Immer wieder werden ihnen dieselben Dinge vorgeworfen: Sie hätten die beschriebene Erfahrung nicht wirklich erlebt oder es sich erst im Nachhinein anders überlegt. Sie hätten den Täter zur Tat „gereizt“ durch Kleidung/Verhalten/Aufenthaltsort oder sich während der Tat nicht hinreichend gewehrt. Sie würden dem vermeintlichen Täter schaden wollen, indem sie seinen Ruf zerstören. Sie seien „zu hässlich“, um vergewaltigt zu werden oder würden Sex doch sonst auch mögen – oder eben nicht verstehen, was Sex ist. Außerdem würden Frauen doch eh immer „nein“ sagen, wenn sie „ja“ meinten.

All das ist auch bei #whyisaidnothing passiert. Leute fragten, ob die Initiatorin des Hashtags schon einen Vertrag bei Random House habe oder sprachen davon, dass der Hashtag jetzt auch vergewaltigt werden müsse.
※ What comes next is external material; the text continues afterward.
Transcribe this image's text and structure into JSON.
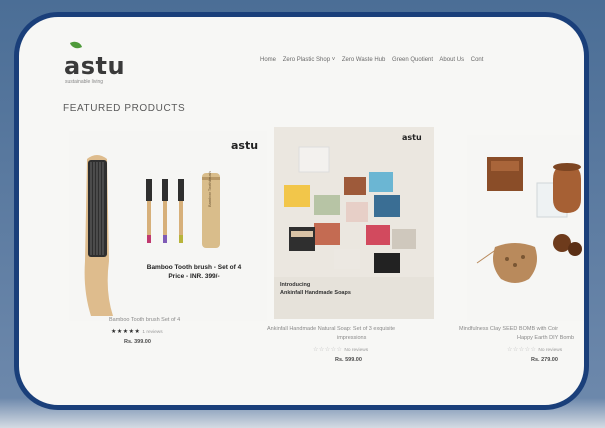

Dabei ist die bloße Existenz von Tweets zum Thema sexualisierte Gewalt natürlich nur ein kleiner, wenn auch wichtiger Schritt in der Debatte. Ähnlich wie bei anderen Twitter-Aktionen wie den Hashtags #aufschrei (über Alltagssexismus), #notjustsad (über Depressionen), #schauhin (über Alltagsrassismus) oder kürzlich #CampusRassismus (über Rassismus an der Uni) generiert sich hier Glaubwürdigkeit immer noch nicht über die Rede der einzelnen Person, sondern über die Masse der immer wieder ähnlichen Erlebnisse: Oft wird marginalisierten Gruppen erst geglaubt, wenn die Menge an Aussagen überwältigend ist – aber genau dafür ist Twitter ein gutes Instrument. Auch wenn die Reaktionen, die eine solche Aktion hervorruft, immer noch krass sind. „Der größte Vorteil und der größte Nachteil am Internet: Jeder darf rein“, twitterte Marlies Hübner am Sonntag.